Project Description
The aim of this project is to significantly improve the performance of
automatic speech recognition systems across a wide range of
environments, speakers and speaking styles. The performance of
state-of-the-art speech recognition systems is often acceptable under
fairly controlled conditions and where the levels of background noise
are low. However for many realistic situations there can be high
levels of background noise, for example in-car navigation, or widely
ranging channel conditions and speaking styles, such as observed on
YouTube-style data. This fragility of speech recognition systems is
one of the primary reasons that speech recognition systems are not
more widely deployed and used. It limits the possible domains in which
speech can be reliably used, and increases the cost of developing
applications as systems must be tuned to limit the impact of this
fragility. This includes collecting domain specific data and
significant tuning of the application itself.

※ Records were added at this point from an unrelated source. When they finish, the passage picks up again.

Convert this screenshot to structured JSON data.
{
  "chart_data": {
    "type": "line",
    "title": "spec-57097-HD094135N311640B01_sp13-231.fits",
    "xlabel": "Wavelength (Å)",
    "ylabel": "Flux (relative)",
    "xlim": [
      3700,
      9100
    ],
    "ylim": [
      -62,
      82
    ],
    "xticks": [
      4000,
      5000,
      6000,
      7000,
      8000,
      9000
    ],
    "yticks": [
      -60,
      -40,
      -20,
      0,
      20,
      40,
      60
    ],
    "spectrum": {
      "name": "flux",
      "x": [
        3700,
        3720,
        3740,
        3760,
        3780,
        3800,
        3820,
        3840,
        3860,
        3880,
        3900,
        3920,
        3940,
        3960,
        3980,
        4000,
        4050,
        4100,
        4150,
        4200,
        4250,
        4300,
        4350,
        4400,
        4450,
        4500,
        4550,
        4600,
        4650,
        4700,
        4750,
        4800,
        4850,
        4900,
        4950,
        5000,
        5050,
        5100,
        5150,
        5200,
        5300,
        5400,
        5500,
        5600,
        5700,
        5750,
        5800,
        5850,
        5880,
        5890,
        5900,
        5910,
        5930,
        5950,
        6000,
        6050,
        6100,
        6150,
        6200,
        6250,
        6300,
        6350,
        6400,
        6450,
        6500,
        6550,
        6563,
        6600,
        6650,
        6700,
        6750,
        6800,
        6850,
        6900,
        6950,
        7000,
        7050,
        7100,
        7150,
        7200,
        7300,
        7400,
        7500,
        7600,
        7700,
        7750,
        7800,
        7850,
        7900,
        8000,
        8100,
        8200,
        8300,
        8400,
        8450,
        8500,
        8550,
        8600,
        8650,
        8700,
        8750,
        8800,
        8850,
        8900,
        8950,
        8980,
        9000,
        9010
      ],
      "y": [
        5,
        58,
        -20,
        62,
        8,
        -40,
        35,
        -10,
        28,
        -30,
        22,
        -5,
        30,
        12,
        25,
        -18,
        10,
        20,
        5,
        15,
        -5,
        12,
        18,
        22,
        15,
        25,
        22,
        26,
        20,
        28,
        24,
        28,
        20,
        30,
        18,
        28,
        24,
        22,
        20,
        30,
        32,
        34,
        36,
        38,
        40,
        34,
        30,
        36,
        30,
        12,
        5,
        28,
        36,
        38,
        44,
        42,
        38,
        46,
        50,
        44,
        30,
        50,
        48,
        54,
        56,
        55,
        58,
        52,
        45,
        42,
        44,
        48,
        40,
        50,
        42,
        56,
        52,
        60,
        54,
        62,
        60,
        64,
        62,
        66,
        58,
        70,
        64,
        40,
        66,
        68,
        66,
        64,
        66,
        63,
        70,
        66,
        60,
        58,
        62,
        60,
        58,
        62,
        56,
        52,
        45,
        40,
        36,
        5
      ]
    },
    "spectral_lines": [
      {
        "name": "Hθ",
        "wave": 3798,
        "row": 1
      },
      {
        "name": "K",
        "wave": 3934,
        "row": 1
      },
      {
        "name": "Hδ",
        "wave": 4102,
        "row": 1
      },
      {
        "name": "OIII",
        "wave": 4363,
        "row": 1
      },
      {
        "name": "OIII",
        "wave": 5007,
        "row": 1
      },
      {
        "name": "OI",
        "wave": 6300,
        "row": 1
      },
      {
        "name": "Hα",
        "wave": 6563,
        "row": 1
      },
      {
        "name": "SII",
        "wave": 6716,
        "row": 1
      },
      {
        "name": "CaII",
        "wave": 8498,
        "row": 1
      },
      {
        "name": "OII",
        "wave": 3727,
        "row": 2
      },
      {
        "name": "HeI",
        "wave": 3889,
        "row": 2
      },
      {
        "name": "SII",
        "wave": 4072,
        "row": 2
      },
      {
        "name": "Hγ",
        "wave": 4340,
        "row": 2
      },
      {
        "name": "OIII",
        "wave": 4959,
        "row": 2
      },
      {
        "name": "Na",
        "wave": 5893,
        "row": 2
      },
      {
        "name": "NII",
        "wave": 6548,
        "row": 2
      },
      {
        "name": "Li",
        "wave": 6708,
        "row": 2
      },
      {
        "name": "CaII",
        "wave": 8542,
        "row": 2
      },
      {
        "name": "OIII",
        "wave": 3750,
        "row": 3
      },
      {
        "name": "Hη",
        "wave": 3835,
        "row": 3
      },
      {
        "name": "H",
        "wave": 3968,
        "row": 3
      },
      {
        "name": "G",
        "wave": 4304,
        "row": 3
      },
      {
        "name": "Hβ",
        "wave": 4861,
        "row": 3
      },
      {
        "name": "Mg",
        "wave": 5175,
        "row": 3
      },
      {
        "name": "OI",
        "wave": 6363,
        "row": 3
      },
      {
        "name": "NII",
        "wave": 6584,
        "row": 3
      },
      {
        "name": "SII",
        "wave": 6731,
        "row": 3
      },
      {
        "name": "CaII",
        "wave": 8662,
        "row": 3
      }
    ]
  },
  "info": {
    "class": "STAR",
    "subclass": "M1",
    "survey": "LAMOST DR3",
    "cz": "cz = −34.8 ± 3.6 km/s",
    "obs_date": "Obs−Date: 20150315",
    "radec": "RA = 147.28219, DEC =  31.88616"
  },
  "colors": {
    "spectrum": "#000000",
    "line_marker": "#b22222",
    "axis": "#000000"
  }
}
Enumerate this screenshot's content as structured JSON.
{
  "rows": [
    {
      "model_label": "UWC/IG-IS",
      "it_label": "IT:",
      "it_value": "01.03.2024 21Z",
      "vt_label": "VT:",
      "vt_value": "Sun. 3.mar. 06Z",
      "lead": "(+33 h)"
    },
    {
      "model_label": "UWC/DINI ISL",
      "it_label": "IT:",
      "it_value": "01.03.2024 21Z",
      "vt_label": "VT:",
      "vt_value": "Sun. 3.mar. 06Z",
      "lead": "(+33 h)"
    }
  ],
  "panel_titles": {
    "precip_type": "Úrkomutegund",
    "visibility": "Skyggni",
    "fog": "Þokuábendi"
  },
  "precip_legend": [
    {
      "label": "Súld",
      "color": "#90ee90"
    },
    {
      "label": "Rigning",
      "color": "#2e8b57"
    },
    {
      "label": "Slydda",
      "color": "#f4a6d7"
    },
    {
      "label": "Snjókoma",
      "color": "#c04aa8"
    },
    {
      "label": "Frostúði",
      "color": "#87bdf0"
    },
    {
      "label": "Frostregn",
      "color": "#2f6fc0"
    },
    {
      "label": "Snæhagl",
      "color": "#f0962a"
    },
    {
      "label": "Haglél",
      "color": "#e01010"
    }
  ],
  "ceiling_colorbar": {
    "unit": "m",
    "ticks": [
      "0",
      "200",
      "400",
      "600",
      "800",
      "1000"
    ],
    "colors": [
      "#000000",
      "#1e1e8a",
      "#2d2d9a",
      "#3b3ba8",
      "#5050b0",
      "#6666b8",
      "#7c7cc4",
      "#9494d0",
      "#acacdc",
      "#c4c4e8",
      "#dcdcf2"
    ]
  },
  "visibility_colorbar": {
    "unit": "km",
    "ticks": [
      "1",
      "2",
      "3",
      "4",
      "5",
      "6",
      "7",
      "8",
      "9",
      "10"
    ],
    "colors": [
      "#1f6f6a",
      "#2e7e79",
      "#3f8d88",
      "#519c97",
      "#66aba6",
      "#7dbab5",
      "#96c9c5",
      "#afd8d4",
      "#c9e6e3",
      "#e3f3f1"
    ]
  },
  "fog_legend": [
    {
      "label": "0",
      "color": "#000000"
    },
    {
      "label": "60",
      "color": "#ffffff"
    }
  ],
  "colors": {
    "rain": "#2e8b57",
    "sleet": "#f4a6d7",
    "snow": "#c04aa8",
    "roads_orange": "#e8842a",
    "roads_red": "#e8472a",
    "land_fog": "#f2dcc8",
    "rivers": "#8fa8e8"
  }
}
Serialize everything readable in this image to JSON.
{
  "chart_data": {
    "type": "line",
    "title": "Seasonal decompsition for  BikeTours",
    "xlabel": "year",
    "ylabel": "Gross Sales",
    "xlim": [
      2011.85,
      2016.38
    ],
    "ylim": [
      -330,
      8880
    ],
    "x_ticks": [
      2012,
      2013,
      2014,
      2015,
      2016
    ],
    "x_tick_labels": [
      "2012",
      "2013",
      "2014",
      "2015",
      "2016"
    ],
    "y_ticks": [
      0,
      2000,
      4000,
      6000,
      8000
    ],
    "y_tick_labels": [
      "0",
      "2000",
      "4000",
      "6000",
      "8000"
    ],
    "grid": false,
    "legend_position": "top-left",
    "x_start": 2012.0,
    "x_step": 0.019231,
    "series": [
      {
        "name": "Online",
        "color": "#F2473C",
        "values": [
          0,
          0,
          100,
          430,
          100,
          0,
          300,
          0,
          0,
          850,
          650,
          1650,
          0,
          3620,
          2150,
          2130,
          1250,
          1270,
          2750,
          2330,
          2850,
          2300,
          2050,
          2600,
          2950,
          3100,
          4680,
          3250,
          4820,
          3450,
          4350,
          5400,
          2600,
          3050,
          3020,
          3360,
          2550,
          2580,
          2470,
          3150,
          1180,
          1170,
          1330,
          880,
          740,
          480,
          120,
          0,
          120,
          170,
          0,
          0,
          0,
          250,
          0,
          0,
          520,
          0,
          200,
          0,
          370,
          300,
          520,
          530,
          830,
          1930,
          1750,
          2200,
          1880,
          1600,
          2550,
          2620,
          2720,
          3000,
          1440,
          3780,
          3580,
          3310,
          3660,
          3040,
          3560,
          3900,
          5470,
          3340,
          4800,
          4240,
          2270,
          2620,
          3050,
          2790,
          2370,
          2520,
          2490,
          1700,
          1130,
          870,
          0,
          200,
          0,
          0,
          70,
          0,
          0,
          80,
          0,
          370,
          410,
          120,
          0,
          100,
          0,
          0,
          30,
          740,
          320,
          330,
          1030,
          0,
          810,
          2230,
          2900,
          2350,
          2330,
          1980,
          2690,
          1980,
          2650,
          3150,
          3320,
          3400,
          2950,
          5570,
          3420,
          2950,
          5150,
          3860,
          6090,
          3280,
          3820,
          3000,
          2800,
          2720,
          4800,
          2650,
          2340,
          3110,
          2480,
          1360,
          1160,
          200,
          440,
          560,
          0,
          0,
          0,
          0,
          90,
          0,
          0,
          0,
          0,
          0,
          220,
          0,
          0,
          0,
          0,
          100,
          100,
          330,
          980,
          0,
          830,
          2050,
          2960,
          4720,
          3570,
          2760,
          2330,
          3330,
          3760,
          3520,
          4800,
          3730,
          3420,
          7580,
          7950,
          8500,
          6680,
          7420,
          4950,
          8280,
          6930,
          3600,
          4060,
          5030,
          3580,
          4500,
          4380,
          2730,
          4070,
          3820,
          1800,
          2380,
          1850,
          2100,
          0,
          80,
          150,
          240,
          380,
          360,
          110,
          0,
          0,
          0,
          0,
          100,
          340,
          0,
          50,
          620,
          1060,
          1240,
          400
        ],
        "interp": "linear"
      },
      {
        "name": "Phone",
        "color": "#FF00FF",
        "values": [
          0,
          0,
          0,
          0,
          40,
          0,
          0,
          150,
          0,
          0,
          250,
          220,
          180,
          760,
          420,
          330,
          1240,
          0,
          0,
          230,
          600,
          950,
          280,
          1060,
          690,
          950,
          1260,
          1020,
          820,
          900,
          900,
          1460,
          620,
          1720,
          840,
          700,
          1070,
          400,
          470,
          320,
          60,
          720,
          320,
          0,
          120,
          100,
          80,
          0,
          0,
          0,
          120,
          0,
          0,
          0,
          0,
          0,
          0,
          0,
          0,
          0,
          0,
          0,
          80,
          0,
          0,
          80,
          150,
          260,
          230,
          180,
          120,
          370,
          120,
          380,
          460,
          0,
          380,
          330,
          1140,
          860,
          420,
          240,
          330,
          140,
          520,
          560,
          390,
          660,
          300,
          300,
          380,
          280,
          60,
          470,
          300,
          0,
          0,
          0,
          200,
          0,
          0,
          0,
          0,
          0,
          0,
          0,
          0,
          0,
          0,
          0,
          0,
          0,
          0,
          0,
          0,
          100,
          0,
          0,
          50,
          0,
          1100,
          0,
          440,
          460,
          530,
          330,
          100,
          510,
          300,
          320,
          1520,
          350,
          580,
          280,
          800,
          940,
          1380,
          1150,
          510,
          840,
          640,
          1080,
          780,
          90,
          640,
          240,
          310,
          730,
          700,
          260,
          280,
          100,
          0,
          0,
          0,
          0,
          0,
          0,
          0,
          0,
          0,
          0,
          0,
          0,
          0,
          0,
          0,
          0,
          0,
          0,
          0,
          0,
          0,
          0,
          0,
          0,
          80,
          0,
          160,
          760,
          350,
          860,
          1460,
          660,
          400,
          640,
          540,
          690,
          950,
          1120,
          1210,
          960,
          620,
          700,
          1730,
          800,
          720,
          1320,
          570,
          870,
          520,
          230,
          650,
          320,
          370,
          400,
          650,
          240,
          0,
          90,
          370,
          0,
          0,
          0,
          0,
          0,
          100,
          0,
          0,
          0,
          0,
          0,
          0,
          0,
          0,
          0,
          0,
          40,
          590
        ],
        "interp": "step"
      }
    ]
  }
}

The vast majority of research for speech recognition has concentrated
on improving the performance of hidden Markov model (HMM) based
systems. HMMs are an example of a generative model and are currently
used in state-of-the-art speech recognition systems. A wide number of
approaches have been developed to improve the performance of these
systems under speaker and noise changes. Despite these approaches,
systems are not sufficiently robust to allow speech recognition
systems to achieve the level of impact that the naturalness of the
interface should allow.
This project will combine the current generative models developed in
the speech community with discriminative classifiers used in both the
speech and machine learning communities. An important, novel, aspect
of the proposed approach is that the generative models are used to
define a score-space that can be used as features by the
discriminative classifiers. This approach has a number of
advantages. It is possible to use current state-of-the-art adaptation
and robustness approaches to compensate the acoustic models for
particular speakers and noise conditions. As well as enabling any
advances in these approaches to be incorporated into the scheme, it is
not necessary to develop approaches that adapt the discriminative
classifiers to speakers, style and noise. One of the major problems
with speech recognition is that variable length data sequences must be
classified. Using generative models also allows the dynamic aspects of
speech data to be handled without having to alter the discriminative
classifier. The final advantage is the nature of the score-space
obtained from the generative model. Generative models such as HMMs
have underlying conditional independence assumptions that, whilst
enabling them to efficiently represent data sequences, do not
accurately represent the dependencies in data sequences such as
speech. The score-space associated with a generative model does not
have the same conditional independence assumptions as the original
generative model. This allows more accurate modelling of the
dependencies in the speech data.
The combination of generative and discriminative classifiers will be
investigated on two very difficult forms of data that current systems
perform badly on. The first task is adverse environment recognition of
speech. In these situations there are very high levels of background
noise which causes severe degradation in system performance. Data of
interest for this task will be specified in collaboration with Toshiba
Research Europe Ltd. The second task of interest is large vocabulary
speech recognition of data from a wide-range of speaking styles and
conditions. Google has supplied transcribed data from YouTube to allow
evaluation of systems on highly diverse data. The project will yield
significant performance gains over current state-of-the-art approaches
for both tasks.